With inflation up by 1.4% from 23.2% in May to nearly 25% in June, Private Sector Development Association (PSMD) Chairperson Yusuf Dodia has also charged that Zambia’s high inflation is unacceptable.
Dodia lamented that since Zambia is a net importer of goods and services, a continuous rise in its month on month inflation rate is an indicator of a struggling economy as consumers will continue paying the price due to the high cost of doing business.

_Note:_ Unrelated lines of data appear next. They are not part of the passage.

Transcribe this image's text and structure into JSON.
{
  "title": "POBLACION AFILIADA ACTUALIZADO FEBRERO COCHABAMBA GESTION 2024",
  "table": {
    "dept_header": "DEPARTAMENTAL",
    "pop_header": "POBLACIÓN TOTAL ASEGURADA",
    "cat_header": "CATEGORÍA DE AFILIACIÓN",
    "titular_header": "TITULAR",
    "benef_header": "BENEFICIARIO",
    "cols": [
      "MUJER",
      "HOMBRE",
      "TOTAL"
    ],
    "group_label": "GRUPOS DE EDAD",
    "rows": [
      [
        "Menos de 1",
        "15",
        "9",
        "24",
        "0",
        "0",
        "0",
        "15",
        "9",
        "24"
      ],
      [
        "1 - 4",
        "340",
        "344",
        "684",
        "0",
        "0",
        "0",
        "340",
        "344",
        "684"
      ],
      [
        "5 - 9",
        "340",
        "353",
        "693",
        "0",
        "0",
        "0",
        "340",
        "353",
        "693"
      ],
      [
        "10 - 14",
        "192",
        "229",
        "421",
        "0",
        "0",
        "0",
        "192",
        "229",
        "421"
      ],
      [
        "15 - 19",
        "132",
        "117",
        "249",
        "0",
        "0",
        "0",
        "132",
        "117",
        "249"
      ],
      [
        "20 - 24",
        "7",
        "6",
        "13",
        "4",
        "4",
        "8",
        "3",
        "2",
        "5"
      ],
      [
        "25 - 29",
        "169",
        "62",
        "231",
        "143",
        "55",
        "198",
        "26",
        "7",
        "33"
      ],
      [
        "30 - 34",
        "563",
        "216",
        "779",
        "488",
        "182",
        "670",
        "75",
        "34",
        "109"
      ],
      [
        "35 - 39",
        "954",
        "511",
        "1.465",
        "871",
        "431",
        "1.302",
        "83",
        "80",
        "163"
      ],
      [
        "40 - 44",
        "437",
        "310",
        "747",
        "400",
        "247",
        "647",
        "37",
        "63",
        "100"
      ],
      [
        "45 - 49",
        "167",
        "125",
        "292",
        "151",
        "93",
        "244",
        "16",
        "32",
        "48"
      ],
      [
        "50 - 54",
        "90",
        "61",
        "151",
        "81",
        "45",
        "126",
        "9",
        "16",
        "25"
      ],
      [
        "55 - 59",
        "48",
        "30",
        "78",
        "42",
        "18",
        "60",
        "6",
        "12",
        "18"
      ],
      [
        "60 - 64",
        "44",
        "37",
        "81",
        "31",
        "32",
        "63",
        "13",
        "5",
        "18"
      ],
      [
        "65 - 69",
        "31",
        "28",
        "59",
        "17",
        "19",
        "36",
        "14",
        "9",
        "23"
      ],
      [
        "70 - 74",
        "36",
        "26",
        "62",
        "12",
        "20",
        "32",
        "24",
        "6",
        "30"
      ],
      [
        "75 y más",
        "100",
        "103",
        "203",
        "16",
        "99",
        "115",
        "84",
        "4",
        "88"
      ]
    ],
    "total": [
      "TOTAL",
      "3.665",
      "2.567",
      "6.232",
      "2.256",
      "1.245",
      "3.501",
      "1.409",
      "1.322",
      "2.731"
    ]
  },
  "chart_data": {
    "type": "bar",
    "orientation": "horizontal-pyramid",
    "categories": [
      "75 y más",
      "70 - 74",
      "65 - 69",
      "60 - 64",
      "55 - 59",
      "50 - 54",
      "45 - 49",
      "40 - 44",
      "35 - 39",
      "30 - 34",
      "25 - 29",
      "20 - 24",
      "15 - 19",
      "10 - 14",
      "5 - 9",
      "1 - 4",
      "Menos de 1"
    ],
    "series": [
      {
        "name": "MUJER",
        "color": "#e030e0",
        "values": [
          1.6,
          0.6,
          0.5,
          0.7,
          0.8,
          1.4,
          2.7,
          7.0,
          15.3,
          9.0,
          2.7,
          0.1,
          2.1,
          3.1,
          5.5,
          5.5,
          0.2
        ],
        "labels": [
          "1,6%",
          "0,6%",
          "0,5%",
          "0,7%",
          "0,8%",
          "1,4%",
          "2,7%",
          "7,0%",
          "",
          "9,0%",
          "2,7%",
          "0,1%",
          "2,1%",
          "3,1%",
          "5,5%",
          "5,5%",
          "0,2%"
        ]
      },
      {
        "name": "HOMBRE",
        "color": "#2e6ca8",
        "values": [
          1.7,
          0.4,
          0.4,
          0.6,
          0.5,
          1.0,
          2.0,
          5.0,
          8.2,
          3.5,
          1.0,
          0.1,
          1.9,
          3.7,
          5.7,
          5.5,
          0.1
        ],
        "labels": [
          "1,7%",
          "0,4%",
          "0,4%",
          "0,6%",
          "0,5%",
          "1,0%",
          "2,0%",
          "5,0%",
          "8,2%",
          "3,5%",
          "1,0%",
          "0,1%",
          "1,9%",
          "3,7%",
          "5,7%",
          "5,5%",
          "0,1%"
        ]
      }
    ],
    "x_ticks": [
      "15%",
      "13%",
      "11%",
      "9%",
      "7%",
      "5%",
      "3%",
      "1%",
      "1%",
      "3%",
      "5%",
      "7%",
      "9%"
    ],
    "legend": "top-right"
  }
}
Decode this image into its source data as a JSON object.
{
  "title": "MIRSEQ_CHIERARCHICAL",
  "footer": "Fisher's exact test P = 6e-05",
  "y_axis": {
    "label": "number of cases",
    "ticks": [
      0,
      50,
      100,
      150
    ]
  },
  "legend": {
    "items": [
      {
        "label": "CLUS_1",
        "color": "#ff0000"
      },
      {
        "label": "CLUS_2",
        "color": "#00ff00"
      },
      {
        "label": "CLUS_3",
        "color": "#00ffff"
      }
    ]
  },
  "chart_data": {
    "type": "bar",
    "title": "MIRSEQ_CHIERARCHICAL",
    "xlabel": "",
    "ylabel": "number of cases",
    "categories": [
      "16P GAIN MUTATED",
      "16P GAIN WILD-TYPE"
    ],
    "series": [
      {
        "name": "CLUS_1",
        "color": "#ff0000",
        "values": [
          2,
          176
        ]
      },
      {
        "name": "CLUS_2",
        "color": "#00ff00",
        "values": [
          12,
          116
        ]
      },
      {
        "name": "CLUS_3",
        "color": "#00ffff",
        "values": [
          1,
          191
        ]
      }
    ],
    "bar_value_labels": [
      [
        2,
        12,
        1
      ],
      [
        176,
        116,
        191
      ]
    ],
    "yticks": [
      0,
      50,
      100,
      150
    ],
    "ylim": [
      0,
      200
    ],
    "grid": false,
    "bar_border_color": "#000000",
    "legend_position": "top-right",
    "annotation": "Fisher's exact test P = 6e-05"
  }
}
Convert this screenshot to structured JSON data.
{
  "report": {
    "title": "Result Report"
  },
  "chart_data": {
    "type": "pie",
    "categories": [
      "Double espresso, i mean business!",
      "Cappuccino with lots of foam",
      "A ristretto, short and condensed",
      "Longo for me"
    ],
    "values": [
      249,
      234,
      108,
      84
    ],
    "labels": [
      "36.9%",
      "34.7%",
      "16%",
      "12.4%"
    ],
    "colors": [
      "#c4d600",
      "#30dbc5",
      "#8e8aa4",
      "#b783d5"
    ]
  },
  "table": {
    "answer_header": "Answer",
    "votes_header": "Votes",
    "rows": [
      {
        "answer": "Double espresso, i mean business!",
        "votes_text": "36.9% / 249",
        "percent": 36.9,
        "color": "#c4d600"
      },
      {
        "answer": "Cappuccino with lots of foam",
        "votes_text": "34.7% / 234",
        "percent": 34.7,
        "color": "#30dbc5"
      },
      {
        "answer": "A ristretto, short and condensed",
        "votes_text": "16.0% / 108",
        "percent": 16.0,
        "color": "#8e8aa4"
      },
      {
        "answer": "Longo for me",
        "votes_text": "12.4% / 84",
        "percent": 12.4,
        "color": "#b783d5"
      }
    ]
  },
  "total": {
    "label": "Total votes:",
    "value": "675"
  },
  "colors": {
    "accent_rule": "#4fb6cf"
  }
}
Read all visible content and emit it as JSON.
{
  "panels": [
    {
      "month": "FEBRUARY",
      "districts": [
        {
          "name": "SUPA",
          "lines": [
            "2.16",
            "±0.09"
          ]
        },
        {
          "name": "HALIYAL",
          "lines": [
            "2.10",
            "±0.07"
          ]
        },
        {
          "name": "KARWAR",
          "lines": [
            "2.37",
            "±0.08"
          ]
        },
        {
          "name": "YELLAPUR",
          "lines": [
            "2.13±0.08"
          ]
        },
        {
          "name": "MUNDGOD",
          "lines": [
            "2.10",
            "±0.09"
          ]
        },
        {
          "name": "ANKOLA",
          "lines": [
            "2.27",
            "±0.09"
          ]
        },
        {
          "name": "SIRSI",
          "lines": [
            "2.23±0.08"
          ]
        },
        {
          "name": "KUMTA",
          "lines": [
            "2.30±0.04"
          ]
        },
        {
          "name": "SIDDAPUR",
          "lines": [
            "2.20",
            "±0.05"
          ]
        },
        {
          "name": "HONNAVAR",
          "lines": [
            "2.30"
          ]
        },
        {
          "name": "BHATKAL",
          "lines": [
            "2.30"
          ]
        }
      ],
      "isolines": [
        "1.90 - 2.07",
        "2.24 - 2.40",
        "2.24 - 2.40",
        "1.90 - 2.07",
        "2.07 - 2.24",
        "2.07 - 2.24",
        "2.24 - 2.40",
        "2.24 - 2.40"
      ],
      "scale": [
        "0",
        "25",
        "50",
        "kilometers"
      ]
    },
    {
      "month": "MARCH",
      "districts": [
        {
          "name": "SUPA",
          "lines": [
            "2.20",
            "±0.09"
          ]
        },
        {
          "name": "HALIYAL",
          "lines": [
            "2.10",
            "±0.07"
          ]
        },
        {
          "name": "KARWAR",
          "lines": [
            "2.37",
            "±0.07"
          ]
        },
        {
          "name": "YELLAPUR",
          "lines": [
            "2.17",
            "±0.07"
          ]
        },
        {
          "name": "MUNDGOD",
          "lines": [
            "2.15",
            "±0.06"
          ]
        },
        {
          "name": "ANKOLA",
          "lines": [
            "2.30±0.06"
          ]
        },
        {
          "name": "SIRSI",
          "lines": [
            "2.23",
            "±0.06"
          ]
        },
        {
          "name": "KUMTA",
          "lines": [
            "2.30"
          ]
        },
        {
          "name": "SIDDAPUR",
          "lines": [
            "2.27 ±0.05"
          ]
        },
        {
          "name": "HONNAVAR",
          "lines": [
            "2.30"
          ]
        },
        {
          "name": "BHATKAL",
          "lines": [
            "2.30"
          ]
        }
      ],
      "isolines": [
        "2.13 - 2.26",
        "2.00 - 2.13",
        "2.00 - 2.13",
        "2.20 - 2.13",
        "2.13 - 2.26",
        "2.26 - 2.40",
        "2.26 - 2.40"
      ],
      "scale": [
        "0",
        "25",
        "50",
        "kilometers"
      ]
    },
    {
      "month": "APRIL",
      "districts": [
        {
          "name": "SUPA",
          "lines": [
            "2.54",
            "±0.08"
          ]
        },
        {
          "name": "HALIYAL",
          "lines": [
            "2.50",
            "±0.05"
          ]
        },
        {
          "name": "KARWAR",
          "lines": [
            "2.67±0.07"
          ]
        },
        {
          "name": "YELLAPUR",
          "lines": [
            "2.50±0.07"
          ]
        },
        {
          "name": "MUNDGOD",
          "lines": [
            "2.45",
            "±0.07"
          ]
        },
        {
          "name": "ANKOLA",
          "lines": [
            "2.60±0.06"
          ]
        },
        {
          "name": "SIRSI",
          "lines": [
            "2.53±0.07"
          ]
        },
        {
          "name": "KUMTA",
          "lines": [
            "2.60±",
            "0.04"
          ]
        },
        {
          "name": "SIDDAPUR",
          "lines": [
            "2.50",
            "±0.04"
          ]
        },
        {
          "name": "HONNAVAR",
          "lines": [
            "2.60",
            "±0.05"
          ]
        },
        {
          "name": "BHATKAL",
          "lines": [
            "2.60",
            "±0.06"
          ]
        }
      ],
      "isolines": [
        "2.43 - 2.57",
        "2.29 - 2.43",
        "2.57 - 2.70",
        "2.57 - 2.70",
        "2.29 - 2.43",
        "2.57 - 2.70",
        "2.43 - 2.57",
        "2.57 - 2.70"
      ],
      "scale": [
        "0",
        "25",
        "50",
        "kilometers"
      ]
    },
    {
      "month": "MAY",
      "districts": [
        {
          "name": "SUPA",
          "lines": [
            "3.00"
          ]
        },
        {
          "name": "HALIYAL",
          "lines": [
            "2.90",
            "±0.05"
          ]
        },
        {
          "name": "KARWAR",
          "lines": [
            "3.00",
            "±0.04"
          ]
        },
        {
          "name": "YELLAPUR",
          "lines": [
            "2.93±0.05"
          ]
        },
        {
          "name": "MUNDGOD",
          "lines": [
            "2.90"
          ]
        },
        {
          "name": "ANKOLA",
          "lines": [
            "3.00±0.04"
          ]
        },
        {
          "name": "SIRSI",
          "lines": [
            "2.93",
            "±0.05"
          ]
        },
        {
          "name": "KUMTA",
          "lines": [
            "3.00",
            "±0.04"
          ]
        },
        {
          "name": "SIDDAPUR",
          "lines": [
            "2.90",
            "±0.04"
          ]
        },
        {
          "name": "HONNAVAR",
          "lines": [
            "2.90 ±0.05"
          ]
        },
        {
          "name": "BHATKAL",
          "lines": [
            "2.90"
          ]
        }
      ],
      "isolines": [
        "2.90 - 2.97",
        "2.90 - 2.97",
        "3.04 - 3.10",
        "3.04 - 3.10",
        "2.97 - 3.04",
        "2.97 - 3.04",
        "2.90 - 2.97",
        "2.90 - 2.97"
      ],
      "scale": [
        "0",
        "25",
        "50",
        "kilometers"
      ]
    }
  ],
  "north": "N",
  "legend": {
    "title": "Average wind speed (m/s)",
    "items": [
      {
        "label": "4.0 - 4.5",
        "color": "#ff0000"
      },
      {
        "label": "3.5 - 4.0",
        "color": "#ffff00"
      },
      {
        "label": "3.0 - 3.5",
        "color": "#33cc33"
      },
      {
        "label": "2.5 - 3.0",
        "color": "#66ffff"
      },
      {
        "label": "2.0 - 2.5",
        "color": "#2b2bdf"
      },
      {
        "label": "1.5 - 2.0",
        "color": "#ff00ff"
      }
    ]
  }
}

“We really need to deal with inflation at its root cause and two clear areas that we need to look at is to increase production of goods as a nation so that we can export more and to ensure that export earnings are returned into the economy,” Dodia stated. “Right now with a US$ 10,000 per metric ton of copper price on the international market, we are not benefiting from this in any way as a nation because once the export of copper is done, earnings are being kept outside Zambia, a situation that ought to be changed by government policy.”
Meanwhile, the EIU’s further glimpse in the sub-region revealed that another anchor for price trends down south is low inflation in South Africa whose central bank, the South African Reserve Bank (SARB) expects inflation to stay well within its 3-6% target-range, at 4.3% for the year.
“We expect even lower inflation, of 3.7% based on softer economic growth than the SARB is projecting for 2021 (at 2% versus 3.8%), which makes its record-low policy rate of 3.5% sustainable,” the EIU stated adding that as South Africa is a leading trade partner for Namibia, Botswana, Lesotho and Eswatini which all have currencies pegged at parity to the rand low price growth in South Africa is reflected in these countries and provides their respective central banks with space to remain accommodative over 2021 at least.
Interestingly, despite the COVID-19 outbreak, Ghana remains a shining example on the continent for having recorded lower inflation to a record low of 7.5% in May of 2021 from 8.5% in the previous month, below the middle of the central bank’s target range of 6-10%. Food inflation reached an all-time low of 5.4% (vs 6.5% in April). Also, non-food inflation declined (9.2% versus 10.2%), according to that country’s statistical service.
“We need a policy that will stimulate and facilitate competition in the economy without government interference in pricing mechanisms as well as the need to digitalise the economy by lowering taxation among ICT businesses, especially during the COVID-19 pandemic,” Dodia highlighted.
In this context, with existing vulnerabilities in the local financial sector and fragile economic growth, Zambia’s quest to restore and anchor macroeconomic stability is scheduled to implement its fiscal adjustment measures in line with the Economic Recovery Programme (ERP) and understandings reached in discussions with the International Monetary Fund (IMF) over an economic bailout programme.
Zambia, which last year became Africa’s first pandemic-era sovereign defaulter on its Eurobond debt, will likely be able to finalise the IMF deal once the dust settles following a general election which took place in August of this year. An agreement with the fund is indeed crucial under the Group of 20’s so-called common framework for debt restructuring that Zambia will use to rework its more than US$12.7 billion in external debt.
It is also worth noting that at the time of writing Zambia had just voted in a new government in August 2021. We wait to see what effects this will have on the country’s inflation and overall economy.